Colombia: il Servizio gesuita ai rifugiati denuncia l’uso eccessivo della forza contro i migranti venezuelani alla frontiera del rio Arauca

Di fronte alle misure messe in atto dalle autorità colombiane per impedire l’ingresso irregolare di migranti venezuelani e all’allerta lanciata dalla comunità circa “l’uso eccessivo della forza, che ha portato al ribaltamento delle canoe che trasportano queste persone”, durante le operazioni condotta nei giorni scorsi sul rio Arauca, alla frontiera l’omonimo dipartimento colombiano e lo Stato venezuelano dell’Apure, il Servizio gesuita ai rifugiati di America Latina e Caraibi (Jrs Lac), condanna attraverso una nota le “azioni lesive della dignità umana” e chiede “la protezione dei diritti fondamentali dei popolazione di migranti e rifugiati”.

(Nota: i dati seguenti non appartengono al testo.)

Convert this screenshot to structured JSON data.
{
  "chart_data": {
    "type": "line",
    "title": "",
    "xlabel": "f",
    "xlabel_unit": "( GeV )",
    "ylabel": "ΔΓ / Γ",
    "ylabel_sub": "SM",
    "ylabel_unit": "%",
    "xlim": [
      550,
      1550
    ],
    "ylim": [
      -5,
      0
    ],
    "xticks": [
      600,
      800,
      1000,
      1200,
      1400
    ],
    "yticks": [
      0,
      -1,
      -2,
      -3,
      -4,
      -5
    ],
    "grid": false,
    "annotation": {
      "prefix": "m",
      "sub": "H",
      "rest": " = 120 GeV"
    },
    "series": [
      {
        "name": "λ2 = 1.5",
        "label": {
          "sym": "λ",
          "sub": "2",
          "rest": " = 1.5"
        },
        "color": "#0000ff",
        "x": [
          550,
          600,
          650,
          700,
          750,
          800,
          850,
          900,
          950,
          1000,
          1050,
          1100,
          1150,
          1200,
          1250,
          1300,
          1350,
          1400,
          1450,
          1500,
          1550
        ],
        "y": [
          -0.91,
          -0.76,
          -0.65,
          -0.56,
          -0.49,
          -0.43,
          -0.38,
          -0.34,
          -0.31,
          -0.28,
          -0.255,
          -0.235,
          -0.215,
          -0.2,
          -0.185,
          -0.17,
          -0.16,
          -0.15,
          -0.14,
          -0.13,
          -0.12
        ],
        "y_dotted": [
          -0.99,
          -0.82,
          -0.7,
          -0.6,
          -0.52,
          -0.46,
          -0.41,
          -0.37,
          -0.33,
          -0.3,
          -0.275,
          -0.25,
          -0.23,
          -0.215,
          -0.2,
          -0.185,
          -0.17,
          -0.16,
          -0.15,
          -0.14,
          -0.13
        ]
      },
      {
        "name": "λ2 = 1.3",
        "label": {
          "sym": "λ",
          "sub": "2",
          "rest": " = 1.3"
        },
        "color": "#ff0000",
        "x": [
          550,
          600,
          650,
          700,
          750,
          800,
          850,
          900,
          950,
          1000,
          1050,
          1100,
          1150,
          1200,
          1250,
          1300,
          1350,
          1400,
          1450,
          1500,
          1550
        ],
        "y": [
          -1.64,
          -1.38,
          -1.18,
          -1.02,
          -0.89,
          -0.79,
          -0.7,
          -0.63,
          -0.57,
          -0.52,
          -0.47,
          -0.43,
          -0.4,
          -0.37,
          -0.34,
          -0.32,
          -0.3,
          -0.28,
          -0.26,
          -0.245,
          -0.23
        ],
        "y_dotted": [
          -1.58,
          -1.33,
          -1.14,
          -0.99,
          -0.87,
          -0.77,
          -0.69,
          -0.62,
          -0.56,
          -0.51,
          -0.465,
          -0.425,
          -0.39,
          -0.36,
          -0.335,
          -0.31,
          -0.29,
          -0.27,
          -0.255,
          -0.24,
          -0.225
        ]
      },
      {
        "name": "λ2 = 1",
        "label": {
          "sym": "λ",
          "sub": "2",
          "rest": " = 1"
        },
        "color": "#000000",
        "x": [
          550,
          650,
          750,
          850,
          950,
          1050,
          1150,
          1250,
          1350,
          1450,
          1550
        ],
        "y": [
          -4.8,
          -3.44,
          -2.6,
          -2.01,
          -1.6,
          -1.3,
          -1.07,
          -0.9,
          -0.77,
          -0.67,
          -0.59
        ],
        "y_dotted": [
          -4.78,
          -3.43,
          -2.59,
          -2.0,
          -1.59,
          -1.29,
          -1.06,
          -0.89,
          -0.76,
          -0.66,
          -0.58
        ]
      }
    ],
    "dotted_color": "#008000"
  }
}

In quest’ottica, “sollecita le autorità colombiane e regionali ad attuare misure globali per proteggere la vita e i diritti umani di tutti, indipendentemente dalla loro nazionalità e status di immigrazione, con particolare attenzione alle aree di confine”.
Si evidenzia la necessità di applicare i meccanismi di tutela dei diritti umani, ratificati anche dalla Colombia (tra cui la Dichiarazione di Cartagena), con particolare attenzione alla garanzia di accesso al territorio per chi gode dello status di rifugiato.
I gesuiti fanno presente che quello tra Colombia e Venezuela è un “confine vivo”, connotato da una cultura condivisa che va al di là del confine territoriale tra Stati. “Dal riconoscimento di questo tessuto binazionale, vi invitiamo a rispettare queste dinamiche e a promuoverle nel rapporto reciproco degli Stati, per tutelare quell’interazione naturale, culturale e storica, che rappresenta l’identità degli abitanti della regione di confine”, prosegue la nota.
Allo stesso modo, “invitiamo tutti gli uomini e le donne di confine a promuovere una cultura dell’ospitalità, ancorata alla memoria storica di un passato di convivenza e integrazione, superando le ferite e incontrandosi attraverso la riconciliazione e pratiche che promuovono una sana convivenza”, conclude il documento.